Let me explain this with an example
Let’s say we have a normal Cricket bat and another bat with the M S Dhoni Signature on it.
Which one do you think will have more value?
Obviously, The one with the signature of M S Dhoni on it will be more valuable than normal bats.
In this case, What we can see is that the value of the bat is derived from the person’s signature present on it.
So, the Derivative is the bat and the Underlying asset is the signature of MS Dhoni because the signature is deriving the value of the bat.
Now, let’s get to know what is Forward and Futures contracts are
Let me explain this with an analogy.
Suppose we have to construct a house after 3 months one of the things which is required is iron for building it.
There are three cases for prices of Iron:
Case 1: Iron price will increase
Case 2: Iron price will decrease
Case 3: Iron price will remain the same.
Now let’s think from the perspective of Consumer and Dealer
Case 1: We as a consumer are in fear that the price of iron will increase after 3 months.
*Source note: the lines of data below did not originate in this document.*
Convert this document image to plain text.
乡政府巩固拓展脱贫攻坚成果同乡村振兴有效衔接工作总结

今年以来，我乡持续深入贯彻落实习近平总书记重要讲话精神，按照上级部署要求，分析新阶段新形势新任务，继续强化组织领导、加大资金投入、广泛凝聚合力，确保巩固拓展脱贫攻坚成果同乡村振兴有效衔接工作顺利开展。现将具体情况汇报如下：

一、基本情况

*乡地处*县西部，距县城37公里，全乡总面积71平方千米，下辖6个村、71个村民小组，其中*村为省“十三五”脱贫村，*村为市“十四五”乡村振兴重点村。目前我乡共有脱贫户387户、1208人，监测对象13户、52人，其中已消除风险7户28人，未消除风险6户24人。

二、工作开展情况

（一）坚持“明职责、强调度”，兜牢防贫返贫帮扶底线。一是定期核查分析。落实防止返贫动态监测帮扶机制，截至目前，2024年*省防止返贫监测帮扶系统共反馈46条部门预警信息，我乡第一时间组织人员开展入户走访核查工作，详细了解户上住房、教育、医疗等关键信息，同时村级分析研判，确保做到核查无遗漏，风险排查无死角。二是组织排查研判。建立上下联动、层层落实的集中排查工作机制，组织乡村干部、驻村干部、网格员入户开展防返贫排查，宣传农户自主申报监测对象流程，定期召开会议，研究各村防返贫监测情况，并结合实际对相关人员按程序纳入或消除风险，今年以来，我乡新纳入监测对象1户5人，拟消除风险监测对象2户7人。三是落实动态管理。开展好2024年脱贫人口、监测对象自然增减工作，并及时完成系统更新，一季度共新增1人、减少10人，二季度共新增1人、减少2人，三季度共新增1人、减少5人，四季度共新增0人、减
Case 2: The dealer is in fear that the price of the iron will decrease in the next 3 months due to sales going down.
So to avoid this fluctuation in prices we and the dealer can do a forward contract.
In this, Both the parties will sign a deal in which they will agree that whatever price of iron will be after 3 months we are going to buy and sell the Iron at the current market price.
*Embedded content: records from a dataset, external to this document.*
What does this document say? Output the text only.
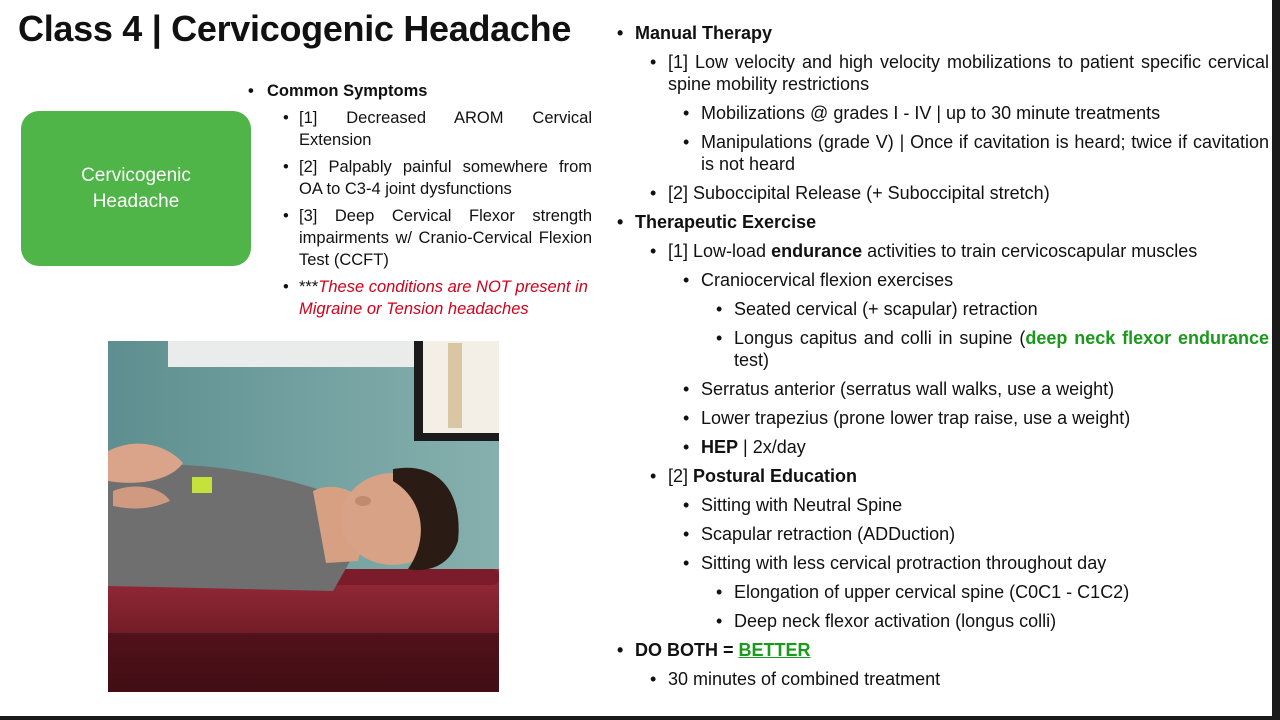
Class 4 | Cervicogenic Headache
Cervicogenic Headache
• Common Symptoms
• [1] Decreased AROM Cervical Extension
• [2] Palpably painful somewhere from OA to C3-4 joint dysfunctions
• [3] Deep Cervical Flexor strength impairments w/ Cranio-Cervical Flexion Test (CCFT)
• ***These conditions are NOT present in Migraine or Tension headaches
• Manual Therapy
• [1] Low velocity and high velocity mobilizations to patient specific cervical spine mobility restrictions
• Mobilizations @ grades I - IV | up to 30 minute treatments
• Manipulations (grade V) | Once if cavitation is heard; twice if cavitation is not heard
• [2] Suboccipital Release (+ Suboccipital stretch)
• Therapeutic Exercise
• [1] Low-load endurance activities to train cervicoscapular muscles
• Craniocervical flexion exercises
• Seated cervical (+ scapular) retraction
• Longus capitus and colli in supine (deep neck flexor endurance test)
• Serratus anterior (serratus wall walks, use a weight)
• Lower trapezius (prone lower trap raise, use a weight)
• HEP | 2x/day
• [2] Postural Education
• Sitting with Neutral Spine
• Scapular retraction (ADDuction)
• Sitting with less cervical protraction throughout day
• Elongation of upper cervical spine (C0C1 - C1C2)
• Deep neck flexor activation (longus colli)
• DO BOTH = BETTER
• 30 minutes of combined treatment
Following are scenarios that can happen after 3 months :
Scenario 1: Price of Iron increase
In this, we will be in profit,
Because we bought that iron at a lower price than the current market price and the dealer will make a loss because he is selling the iron at a lower price than the current market price,
Scenario 2: Price of iron will decrease
In this, we are going to make a loss,
Because the current market price of Iron is low but we are buying that at higher rates and the dealer is making a profit because he is selling it at a higher price than the market.
What problem you can see in this contract
Chances of fraud increase because no one is regulating the contract.
So similar things happen in the futures market the only difference is that it is regulated by the SEBI.
Ok, don’t worry I will explain how?
Once again take an analogy
There is a MacBook which costs around 1 lakhs and There is one coupon.
1. Whoever has this coupon will get that MacBook next month.
2. You can buy and sell this coupon If you have it.
So, this coupon is deriving its value from the Macbook., Macbook is Underlying assets and the coupon is derivative.
Therefore, The coupon will carry its own value, and people will Buy/Sell that coupon because that will give you a laptop.
THE QUESTION MUST BE ARISING IN YOUR MIND
Q. Why will people buy the coupon instead of the laptop?
Ans: coupon value is cheaper than a laptop so people will prefer to have a coupon instead of a laptop
Q. Why will they buy and sell the coupon if they are getting a laptop at the end of the month?
Ans: Simply because between that month the price of mac can increase or decrease which will lead the coupon price to increase or decrease.
So one can book profit and sell that token instead of taking the laptop at the end of the month.
Similarly, these things happen in derivative markets
Let’s take an example of reliance stock from this reliance stock which is our underlying assets we are deriving Reliance futures from reliance.
From the above analogy only just replace the MacBook with reliance stock which is the underlying asset and The coupon replaces that with Reliance futures.
These are the cases
1. If the price of reliance stock increases then the reliance future also increases.
2. If the price of the reliance decreases the coupon value also reduces.
3. If prices remain constant, the future will behave the same.
and you know more than reliance stock people trade in reliance future.
1. Because they provide leverage benefits to traders
2. More liquidity
3. Transaction cost is low compared to the spot market.